The most common way to bind to an Active Directory object is to use the GetObject function between an ADSI client and an ADSI provider. This is also the easiest way to show how the provider component receives and services requests. Both the ADSI API function ADsGetObject or the Visual Basic® function GetObject follow the same steps for binding.
For this example, assume the ADSI client is an ADSI viewer application that has received the ADsPath "Sample://Seattle/Redmond/Shelly" from its user interface (1). The following figure details the sequence of events by numbering the flow arrows.
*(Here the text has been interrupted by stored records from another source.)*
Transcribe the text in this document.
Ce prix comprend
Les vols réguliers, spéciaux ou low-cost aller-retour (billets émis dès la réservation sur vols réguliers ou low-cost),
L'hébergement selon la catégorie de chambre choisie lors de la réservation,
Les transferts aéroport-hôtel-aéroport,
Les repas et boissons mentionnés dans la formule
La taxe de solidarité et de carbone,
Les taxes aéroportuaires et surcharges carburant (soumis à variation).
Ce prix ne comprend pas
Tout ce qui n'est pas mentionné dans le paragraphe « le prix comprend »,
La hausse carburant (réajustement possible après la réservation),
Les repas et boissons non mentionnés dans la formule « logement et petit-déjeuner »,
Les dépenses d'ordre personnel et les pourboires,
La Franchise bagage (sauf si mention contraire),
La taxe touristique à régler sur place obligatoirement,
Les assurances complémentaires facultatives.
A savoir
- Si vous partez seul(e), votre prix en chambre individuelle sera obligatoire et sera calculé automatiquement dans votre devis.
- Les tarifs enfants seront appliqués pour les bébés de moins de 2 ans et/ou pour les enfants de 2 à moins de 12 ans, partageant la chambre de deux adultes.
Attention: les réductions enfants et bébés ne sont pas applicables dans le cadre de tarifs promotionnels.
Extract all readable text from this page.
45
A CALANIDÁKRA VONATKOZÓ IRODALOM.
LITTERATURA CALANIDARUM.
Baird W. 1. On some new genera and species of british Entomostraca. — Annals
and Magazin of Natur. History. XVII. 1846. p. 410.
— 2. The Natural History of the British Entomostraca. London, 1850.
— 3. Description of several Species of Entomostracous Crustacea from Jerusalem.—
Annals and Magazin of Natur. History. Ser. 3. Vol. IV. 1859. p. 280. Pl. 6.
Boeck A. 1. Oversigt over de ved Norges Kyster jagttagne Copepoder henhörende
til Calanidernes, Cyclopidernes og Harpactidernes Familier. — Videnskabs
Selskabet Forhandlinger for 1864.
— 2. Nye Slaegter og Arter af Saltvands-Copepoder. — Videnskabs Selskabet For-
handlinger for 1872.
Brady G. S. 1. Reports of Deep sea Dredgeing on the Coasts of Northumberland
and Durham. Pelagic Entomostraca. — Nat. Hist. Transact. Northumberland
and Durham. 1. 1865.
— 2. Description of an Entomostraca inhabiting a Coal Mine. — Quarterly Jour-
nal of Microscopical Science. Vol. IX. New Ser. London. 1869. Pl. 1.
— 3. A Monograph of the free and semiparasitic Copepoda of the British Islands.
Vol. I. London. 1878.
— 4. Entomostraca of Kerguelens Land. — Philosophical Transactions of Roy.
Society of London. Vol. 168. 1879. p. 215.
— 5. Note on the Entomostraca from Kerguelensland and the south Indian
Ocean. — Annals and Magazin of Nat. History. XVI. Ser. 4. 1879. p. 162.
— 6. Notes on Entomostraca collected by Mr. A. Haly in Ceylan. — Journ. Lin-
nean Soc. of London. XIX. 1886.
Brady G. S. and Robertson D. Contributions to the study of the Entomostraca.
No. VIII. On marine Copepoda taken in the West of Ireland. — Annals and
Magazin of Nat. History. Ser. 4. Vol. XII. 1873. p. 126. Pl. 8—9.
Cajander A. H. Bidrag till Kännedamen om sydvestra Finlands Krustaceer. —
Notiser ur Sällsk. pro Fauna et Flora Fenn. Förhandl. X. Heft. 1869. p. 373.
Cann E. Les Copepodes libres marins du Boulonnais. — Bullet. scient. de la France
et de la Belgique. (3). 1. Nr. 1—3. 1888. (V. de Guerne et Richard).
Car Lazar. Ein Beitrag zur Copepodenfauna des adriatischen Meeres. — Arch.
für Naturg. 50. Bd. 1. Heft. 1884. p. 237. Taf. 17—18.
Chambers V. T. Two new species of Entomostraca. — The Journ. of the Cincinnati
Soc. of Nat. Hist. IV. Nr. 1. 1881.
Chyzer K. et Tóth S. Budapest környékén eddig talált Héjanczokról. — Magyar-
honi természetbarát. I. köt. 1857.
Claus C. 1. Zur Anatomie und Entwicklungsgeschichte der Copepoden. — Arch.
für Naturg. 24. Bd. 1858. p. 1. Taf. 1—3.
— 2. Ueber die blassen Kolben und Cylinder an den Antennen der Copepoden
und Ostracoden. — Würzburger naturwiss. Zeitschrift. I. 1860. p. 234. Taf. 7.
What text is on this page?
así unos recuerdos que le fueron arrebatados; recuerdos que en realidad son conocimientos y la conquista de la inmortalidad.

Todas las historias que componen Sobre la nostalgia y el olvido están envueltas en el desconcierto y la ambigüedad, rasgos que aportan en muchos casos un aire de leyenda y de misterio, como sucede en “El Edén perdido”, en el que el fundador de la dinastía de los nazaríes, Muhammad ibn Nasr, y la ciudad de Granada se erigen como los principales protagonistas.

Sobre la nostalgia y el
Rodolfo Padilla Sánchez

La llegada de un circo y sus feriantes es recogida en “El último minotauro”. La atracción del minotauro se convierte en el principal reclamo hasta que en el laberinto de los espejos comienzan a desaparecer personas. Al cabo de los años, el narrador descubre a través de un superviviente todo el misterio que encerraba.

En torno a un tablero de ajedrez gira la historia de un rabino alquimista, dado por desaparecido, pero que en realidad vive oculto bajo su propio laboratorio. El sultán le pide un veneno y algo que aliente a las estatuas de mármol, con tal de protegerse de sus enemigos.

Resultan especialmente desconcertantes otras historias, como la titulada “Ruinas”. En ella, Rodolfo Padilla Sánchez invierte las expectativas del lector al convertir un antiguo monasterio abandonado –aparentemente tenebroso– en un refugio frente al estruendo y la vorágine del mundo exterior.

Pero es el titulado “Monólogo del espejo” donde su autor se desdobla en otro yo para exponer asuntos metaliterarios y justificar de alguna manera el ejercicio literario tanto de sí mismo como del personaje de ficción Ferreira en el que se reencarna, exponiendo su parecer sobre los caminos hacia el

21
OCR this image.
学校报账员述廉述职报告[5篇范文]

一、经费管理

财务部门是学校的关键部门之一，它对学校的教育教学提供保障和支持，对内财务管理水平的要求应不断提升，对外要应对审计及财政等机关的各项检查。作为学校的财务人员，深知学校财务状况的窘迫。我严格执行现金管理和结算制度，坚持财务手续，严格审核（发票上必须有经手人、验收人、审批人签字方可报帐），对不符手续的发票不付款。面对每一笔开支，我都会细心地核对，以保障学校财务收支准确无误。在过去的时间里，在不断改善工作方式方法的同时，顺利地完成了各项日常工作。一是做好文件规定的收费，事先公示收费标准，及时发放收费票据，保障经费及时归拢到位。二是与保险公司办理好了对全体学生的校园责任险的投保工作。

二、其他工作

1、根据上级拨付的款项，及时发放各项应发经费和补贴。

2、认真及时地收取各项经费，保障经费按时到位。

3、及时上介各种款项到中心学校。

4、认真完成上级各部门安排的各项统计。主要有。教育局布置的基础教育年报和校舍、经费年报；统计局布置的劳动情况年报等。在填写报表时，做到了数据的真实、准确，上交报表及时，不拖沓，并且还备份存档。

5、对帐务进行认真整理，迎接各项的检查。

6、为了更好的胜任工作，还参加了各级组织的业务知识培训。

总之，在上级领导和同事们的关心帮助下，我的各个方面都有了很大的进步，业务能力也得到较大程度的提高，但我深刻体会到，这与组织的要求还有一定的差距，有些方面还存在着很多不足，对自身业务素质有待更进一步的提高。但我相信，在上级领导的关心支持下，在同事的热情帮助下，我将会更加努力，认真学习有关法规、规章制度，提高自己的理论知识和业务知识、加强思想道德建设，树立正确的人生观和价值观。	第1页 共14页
In the preceding figure, the client initiates the request for an interface pointer on the Active Directory object represented by the ADsPath "Sample://Seattle/Redmond/Shelly" from ADSI services (2). During initialization, the services software populated a table of installed provider programmatic identifiers (ProgIDs) from the registry ("LDAP:","Sample:", "WinNT:","NDS:", and so on) and paired them with the matching CLSIDs which identify the appropriate software module.
The ADSI server makes sure the ProgID, in this case "Sample:", exists in the ADsPath. It then creates a bind context to optimize further references to this object, and calls the standard COM function MkParseDisplayName to create a COM moniker that can be used to find and bind to the object representing user "Shelly".
In the following discussion, the file names of the example provider component source code are included in parentheses where appropriate.
As in other COM server implementations, MkParseDisplayName examines the ProgID, and looks up the proper CLSID in the registry (3) to find the corresponding provider-supplied class factory code (Cprovcf.cpp) in the appropriate provider implementation (4). This code creates an initial top-level object that implements the IParseDisplayName::ParseDisplayName method (Cprov.cpp). The provider's implementation of ParseDisplayName resolves the path name in the provider's own namespace. This eventually calls ADsObject and invokes the parser supplied with the provider component (parse.cpp) to verify that the ADsPath is syntactically correct for this namespace.
GetObject (defined in Getobj.cpp) then determines if the object being requested is a namespace object, a schema object, or some other type of object. If either of the first two, that type of schema class object is created and the appropriate interface pointer retrieved. Otherwise the Sample directory path is created from the ADsPath (for example, "\Seattle\Redmond\Shelly", but in a different directory service it might have had to be "\OU=Seattle\OU=Redmond\CN=Shelly") and control passes to SampleDSOpenObject which opens the object in the example data storage and also retrieves its object type (in this case, "User") (5).
With the data gathered, a new object is created (6) to represent the item described by the ADsPath, and a pointer to the IUnknown interface on that object is retrieved. In this case, a generic Active Directory object is created that supports the IUnknown and IADs methods (Cgenobj.cpp, Core.cpp). The CSampleDSGenObject::AllocateGenObject routine reads the type library information to create the proper dispatch entries for these new objects in order to support IDispatch.
Wrapping this interface pointer into a moniker completes the ResolvePathName (Cprov.cpp) function and parsing the display name is done.
All the COM objects created during this process are cached for performance reasons and managed through the binding context. This improves performance for other operations on the same object that immediately follows the moniker binding.
This well-formed Active Directory object is now queried for the interface identifier requested for the initial ADsGetObject call and a pointer to that interface is retrieved (7) and passed back through the ADSI server to the client (8&9). From then on, the client works directly with the provider component through the interface methods until the initial request is satisfied (10).
Further requests for object data from the client usually take the form of requests for property gets and puts, all of which are optimized through the provider implementation of a property cache (Cprops.cpp). Intelligently packing and unpacking data (often including copying and freeing structures and strings) between the native data types on the example provider component's operating system and the Automation VARIANT type supported by ADSI takes place before the properties are loaded into the cache (Smpoper.cpp).
The example provider component is designed so that the actual calls to the operating system are logically isolated from the provider component, creating software portable to more than one operating system (RegDSAPI.cpp).